Reducing COPD readmissions through predictive modeling and incentive-based interventions

Abstract

This paper introduces a case study at a community hospital to develop a predictive model to quantify readmission risks for patients with chronic obstructive pulmonary disease (COPD), and use it to support decision making for appropriate incentive-based interventions. Data collected from the community hospital’s database are analyzed to identify risk factors and a logistic regression model is developed to predict the readmission risk within 30 days post-discharge of an individual COPD patient. By targeting on the high-risk patients, we investigate the implementability of the incentive policy which encourages patients to take interventions and helps them to overcome the compliance barrier. Specifically, the conditions and scenarios are identified for either achieving the desired readmission rate while minimizing the total cost, or reaching the lowest readmission rate under incentive budget constraint. Currently, such models are under consideration for a pilot study at the community hospital.

Appendix: Proofs

Proof

of Proposition 2 In this case, the minimum cost is achieved when the resulting readmission probability equals to the upper bound \({P_{r}^{d}}\).

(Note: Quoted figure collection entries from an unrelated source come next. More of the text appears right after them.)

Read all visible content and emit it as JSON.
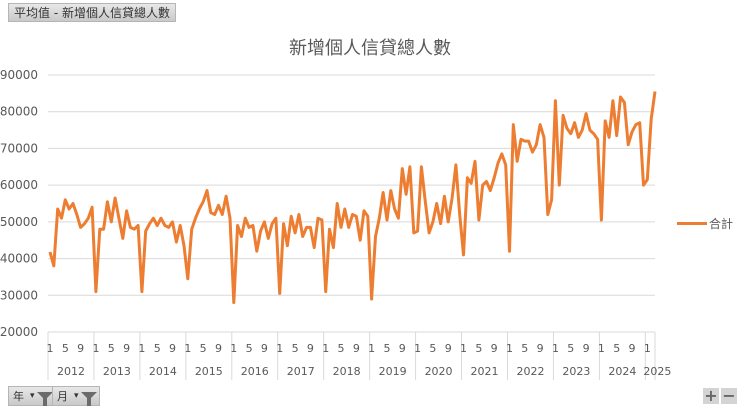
{
  "value_field_button": {
    "label": "平均值 - 新增個人信貸總人數"
  },
  "axis_field_buttons": [
    {
      "label": "年",
      "dropdown": "▾",
      "icon": "filter-icon"
    },
    {
      "label": "月",
      "dropdown": "▾",
      "icon": "filter-icon"
    }
  ],
  "zoom_controls": {
    "expand": "+",
    "collapse": "−"
  },
  "legend": {
    "label": "合計",
    "color": "#ED7D31"
  },
  "colors": {
    "series": "#ED7D31",
    "grid": "#D9D9D9",
    "text": "#595959"
  },
  "chart_data": {
    "type": "line",
    "title": "新增個人信貸總人數",
    "xlabel": "",
    "ylabel": "",
    "ylim": [
      20000,
      90000
    ],
    "yticks": [
      20000,
      30000,
      40000,
      50000,
      60000,
      70000,
      80000,
      90000
    ],
    "grid": true,
    "legend_position": "right",
    "x_month_ticks": [
      "1",
      "5",
      "9"
    ],
    "years": [
      "2012",
      "2013",
      "2014",
      "2015",
      "2016",
      "2017",
      "2018",
      "2019",
      "2020",
      "2021",
      "2022",
      "2023",
      "2024",
      "2025"
    ],
    "series": [
      {
        "name": "合計",
        "start": "2012-01",
        "values": [
          41800,
          38000,
          53500,
          51000,
          56000,
          53500,
          55000,
          52000,
          48500,
          49500,
          51000,
          54000,
          31000,
          48000,
          48000,
          55500,
          50000,
          56500,
          51000,
          45500,
          53000,
          48500,
          48000,
          49000,
          31000,
          47500,
          49500,
          51000,
          49000,
          51000,
          49000,
          48500,
          50000,
          44500,
          49000,
          43500,
          34500,
          48000,
          51000,
          53500,
          55500,
          58500,
          52500,
          52000,
          54500,
          52000,
          57000,
          51000,
          28000,
          49000,
          46000,
          51000,
          48500,
          49000,
          42000,
          47500,
          50000,
          45500,
          49500,
          51000,
          30500,
          49500,
          43500,
          51500,
          47000,
          52000,
          46000,
          48500,
          48500,
          43000,
          51000,
          50500,
          31000,
          48000,
          43000,
          55000,
          48500,
          53500,
          48500,
          52000,
          51500,
          45000,
          53000,
          51500,
          29000,
          46000,
          51000,
          58000,
          50500,
          58500,
          53500,
          51000,
          64500,
          57500,
          65000,
          47000,
          47500,
          65000,
          55500,
          47000,
          50000,
          55000,
          49500,
          57000,
          50000,
          56500,
          65500,
          52000,
          41000,
          62000,
          60500,
          66500,
          50500,
          60000,
          61000,
          58500,
          62000,
          66000,
          68500,
          65500,
          42000,
          76500,
          66500,
          72500,
          72000,
          72000,
          69000,
          71000,
          76500,
          73000,
          52000,
          56000,
          83000,
          60000,
          79000,
          75500,
          74000,
          77000,
          73000,
          75000,
          79500,
          75000,
          74000,
          72500,
          50500,
          77500,
          73000,
          83000,
          73500,
          84000,
          82500,
          71000,
          74500,
          76500,
          77000,
          60000,
          61500,
          78000,
          85500
        ]
      }
    ]
  }
}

Thus, the equations for α_j will be:

$$\begin{array}{@{}rcl@{}} \alpha_{i}\beta_{i} + \alpha_{j}\beta_{j} &=& {P_{r}^{d}}, \\ \alpha_{i} + \alpha_{j} & =& 1 \end{array} $$

Plugging the second equation into the first one, we can obtain:

$$1 - \alpha_{j} = \frac{{P_{r}^{d}} - \alpha_{j}\beta_{j}}{\beta_{i}}, $$

which leads to

$$\beta_{i} - \alpha_{j}\beta_{i} = {P_{r}^{d}} - \alpha_{j}\beta_{j}. $$

Then itfollows that

$$\alpha_{j} = \frac{\beta_{i} - {P_{r}^{d}}}{\beta_{i} - \beta_{j}}. $$

Using this expression, the minimum cost is obtained by

$$\begin{array}{@{}rcl@{}} &&\min_{j\neq i} \alpha_{i}(C_{r}\beta_{i} + C_{i}) + \alpha_{j}(C_{r}\beta_{j} + C_{j})\\ && = \min_{j\neq i} \left( 1 - \frac{\beta_{i} - {P_{r}^{d}}}{\beta_{i} - \beta_{j}}\right)(C_{r}\beta_{i} + C_{i}) \\ &&\qquad\quad + \frac{\beta_{i} - {P_{r}^{d}}}{\beta_{i} - \beta_{j}}(C_{r}\beta_{j} + C_{j}) \\ && = \min_{j\neq i} \frac{{P_{r}^{d}} - \beta_{j}}{\beta_{i} - \beta_{j}}(C_{r}\beta_{i} + C_{i}) + \frac{\beta_{i} - {P_{r}^{d}}}{\beta_{i} - \beta_{j}}(C_{r}\beta_{j} + C_{j}) \\ && = \min_{j\neq i} \frac{1}{\beta_{i} - \beta_{j}}({P_{r}^{d}}C_{r}\beta_{i} + {P_{r}^{d}}C_{i} - C_{r}\beta_{i}\beta_{j} - C_{i}\beta_{j} \\ &&\qquad\quad + C_{r}\beta_{j}\beta_{i} + C_{j}\beta_{i} - {P_{r}^{d}}C_{r}\beta_{j} - {P_{r}^{d}}C_{j}) \\ && = \min_{j\neq i} \frac{1}{\beta_{i} - \beta_{j}}\left[P_{r}^{d}C_{r}(\beta_{i} - \beta_{j}) + {P_{r}^{d}}C_{i} - C_{i}\beta_{j}\right.\\ &&\qquad\quad \left. + C_{j}\beta_{i} - {P_{r}^{d}}C_{j}\right]\\ && = {P_{r}^{d}}C_{r} + \min_{j\neq i} \frac{1}{\beta_{i} - \beta_{j}}({P_{r}^{d}}(C_{i} - C_{j}) - C_{i}\beta_{j} + C_{j}\beta_{i}). \end{array} $$

Thus, the cost is minimized when the second term of the last equation is minimized. Therefore, selecting j from all k’s such that α_k < α_i to minimize the second term, the optimal solution is obtained.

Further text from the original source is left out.